Jim Nollman

Jim Nollman was born in Boston in 1947 and graduated from Tufts University in 1969. He has been a composer of music for theater, an internationally distinguished conceptual artist, and an environmental activist. In 1973, he was commissioned to compose a Thanksgiving Day radio piece for a US national network, and recorded himself singing children’s songs with 300 turkeys. He has recorded interspecies music with wolves, desert rats, deer, elk, whales, and dolphins. He directed one of Greenpeace’s first overseas projects, at Iki Island, Japan, where fishermen were slaughtering dolphins to compensate for human overfishing. His efforts eventually resulted in the Japanese government issuing a ban on this killing practice.
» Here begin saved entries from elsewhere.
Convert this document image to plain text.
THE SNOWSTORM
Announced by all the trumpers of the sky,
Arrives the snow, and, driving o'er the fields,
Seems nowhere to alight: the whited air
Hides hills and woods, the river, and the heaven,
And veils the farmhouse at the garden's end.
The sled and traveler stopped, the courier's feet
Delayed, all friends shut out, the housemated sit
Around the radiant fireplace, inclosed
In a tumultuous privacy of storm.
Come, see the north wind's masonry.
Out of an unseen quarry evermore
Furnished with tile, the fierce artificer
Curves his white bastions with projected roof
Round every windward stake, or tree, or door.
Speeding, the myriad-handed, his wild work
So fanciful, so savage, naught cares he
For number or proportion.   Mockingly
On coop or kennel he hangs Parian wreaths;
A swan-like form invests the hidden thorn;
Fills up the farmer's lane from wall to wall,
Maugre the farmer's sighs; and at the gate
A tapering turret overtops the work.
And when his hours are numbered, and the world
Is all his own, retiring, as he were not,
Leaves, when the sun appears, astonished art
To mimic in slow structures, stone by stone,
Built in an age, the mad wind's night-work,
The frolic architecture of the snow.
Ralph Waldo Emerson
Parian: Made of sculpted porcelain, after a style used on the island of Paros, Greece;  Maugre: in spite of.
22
He is the founder of Interspecies Inc., which sponsors research for communicating with animals through music and art. IC’s best-known field project is a 25-year communication study using live music to interact with the wild orcas who inhabit the west coast of Canada. Nollman is currently directing a project in Arctic Russia to protect the last beluga whales in Europe, and is learning how to communicate with these whales.
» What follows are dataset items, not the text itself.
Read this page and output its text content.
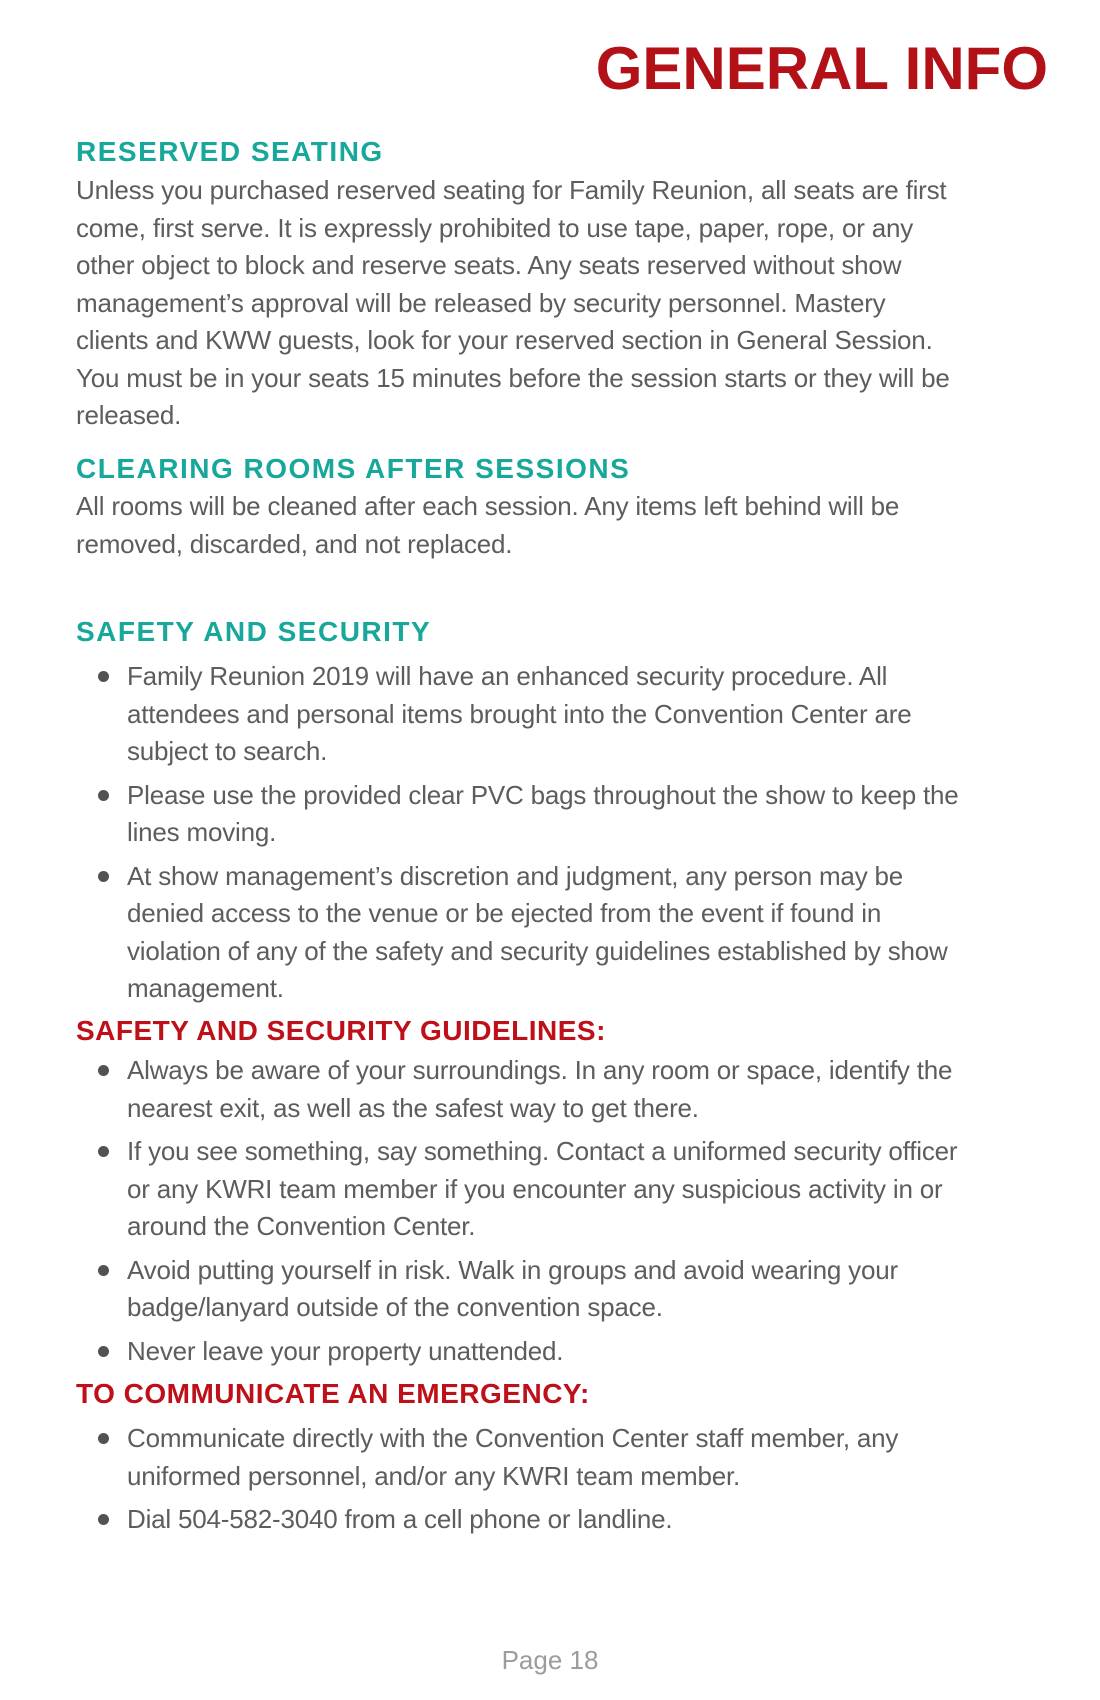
GENERAL INFO
RESERVED SEATING

Unless you purchased reserved seating for Family Reunion, all seats are first
come, first serve. It is expressly prohibited to use tape, paper, rope, or any
other object to block and reserve seats. Any seats reserved without show
management’s approval will be released by security personnel. Mastery
clients and KWW guests, look for your reserved section in General Session.
You must be in your seats 15 minutes before the session starts or they will be
released.

CLEARING ROOMS AFTER SESSIONS

All rooms will be cleaned after each session. Any items left behind will be
removed, discarded, and not replaced.

SAFETY AND SECURITY
Family Reunion 2019 will have an enhanced security procedure. All
attendees and personal items brought into the Convention Center are
subject to search.
Please use the provided clear PVC bags throughout the show to keep the
lines moving.
At show management’s discretion and judgment, any person may be
denied access to the venue or be ejected from the event if found in
violation of any of the safety and security guidelines established by show
management.
SAFETY AND SECURITY GUIDELINES:
Always be aware of your surroundings. In any room or space, identify the
nearest exit, as well as the safest way to get there.
If you see something, say something. Contact a uniformed security officer
or any KWRI team member if you encounter any suspicious activity in or
around the Convention Center.
Avoid putting yourself in risk. Walk in groups and avoid wearing your
badge/lanyard outside of the convention space.
Never leave your property unattended.
TO COMMUNICATE AN EMERGENCY:
Communicate directly with the Convention Center staff member, any
uniformed personnel, and/or any KWRI team member.
Dial 504-582-3040 from a cell phone or landline.
Page 18
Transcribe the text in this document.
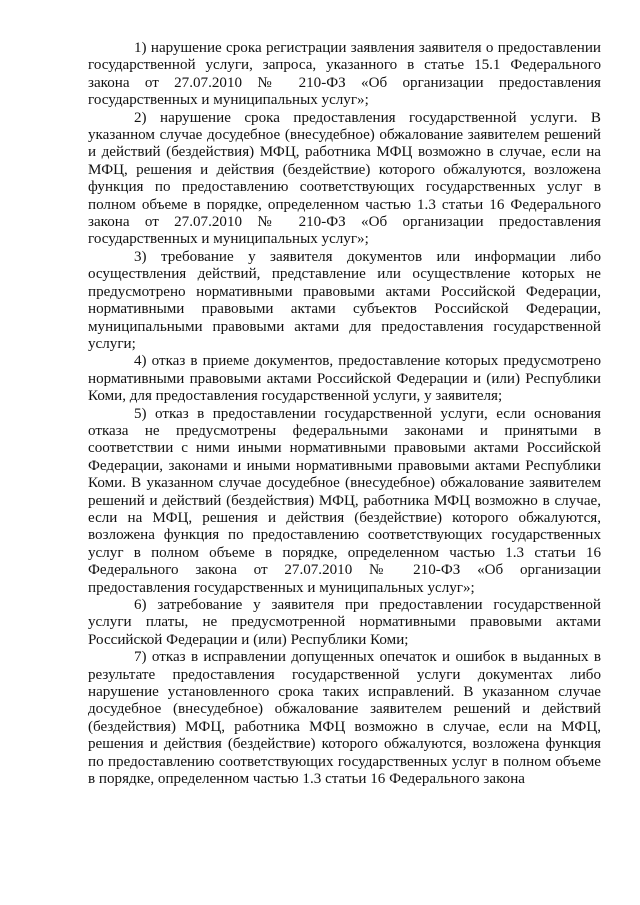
1) нарушение срока регистрации заявления заявителя о предоставлении государственной услуги, запроса, указанного в статье 15.1 Федерального закона от 27.07.2010 № 210-ФЗ «Об организации предоставления государственных и муниципальных услуг»;

2) нарушение срока предоставления государственной услуги. В указанном случае досудебное (внесудебное) обжалование заявителем решений и действий (бездействия) МФЦ, работника МФЦ возможно в случае, если на МФЦ, решения и действия (бездействие) которого обжалуются, возложена функция по предоставлению соответствующих государственных услуг в полном объеме в порядке, определенном частью 1.3 статьи 16 Федерального закона от 27.07.2010 № 210-ФЗ «Об организации предоставления государственных и муниципальных услуг»;

3) требование у заявителя документов или информации либо осуществления действий, представление или осуществление которых не предусмотрено нормативными правовыми актами Российской Федерации, нормативными правовыми актами субъектов Российской Федерации, муниципальными правовыми актами для предоставления государственной услуги;

4) отказ в приеме документов, предоставление которых предусмотрено нормативными правовыми актами Российской Федерации и (или) Республики Коми, для предоставления государственной услуги, у заявителя;

5) отказ в предоставлении государственной услуги, если основания отказа не предусмотрены федеральными законами и принятыми в соответствии с ними иными нормативными правовыми актами Российской Федерации, законами и иными нормативными правовыми актами Республики Коми. В указанном случае досудебное (внесудебное) обжалование заявителем решений и действий (бездействия) МФЦ, работника МФЦ возможно в случае, если на МФЦ, решения и действия (бездействие) которого обжалуются, возложена функция по предоставлению соответствующих государственных услуг в полном объеме в порядке, определенном частью 1.3 статьи 16 Федерального закона от 27.07.2010 № 210-ФЗ «Об организации предоставления государственных и муниципальных услуг»;

6) затребование у заявителя при предоставлении государственной услуги платы, не предусмотренной нормативными правовыми актами Российской Федерации и (или) Республики Коми;

7) отказ в исправлении допущенных опечаток и ошибок в выданных в результате предоставления государственной услуги документах либо нарушение установленного срока таких исправлений. В указанном случае досудебное (внесудебное) обжалование заявителем решений и действий (бездействия) МФЦ, работника МФЦ возможно в случае, если на МФЦ, решения и действия (бездействие) которого обжалуются, возложена функция по предоставлению соответствующих государственных услуг в полном объеме в порядке, определенном частью 1.3 статьи 16 Федерального закона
He is the author of several books, including the most recent, The Charged Border: Where Whales and Humans Meet. His essays are anthologized in several collections of nature writing. He is contributing editor for the largest whale site on the Internet, with 10,000 visitors a day. Jim Nollman lives on San Juan Island in the northwest corner of the USA with his wife Katy, and daughters Claire and Sasha.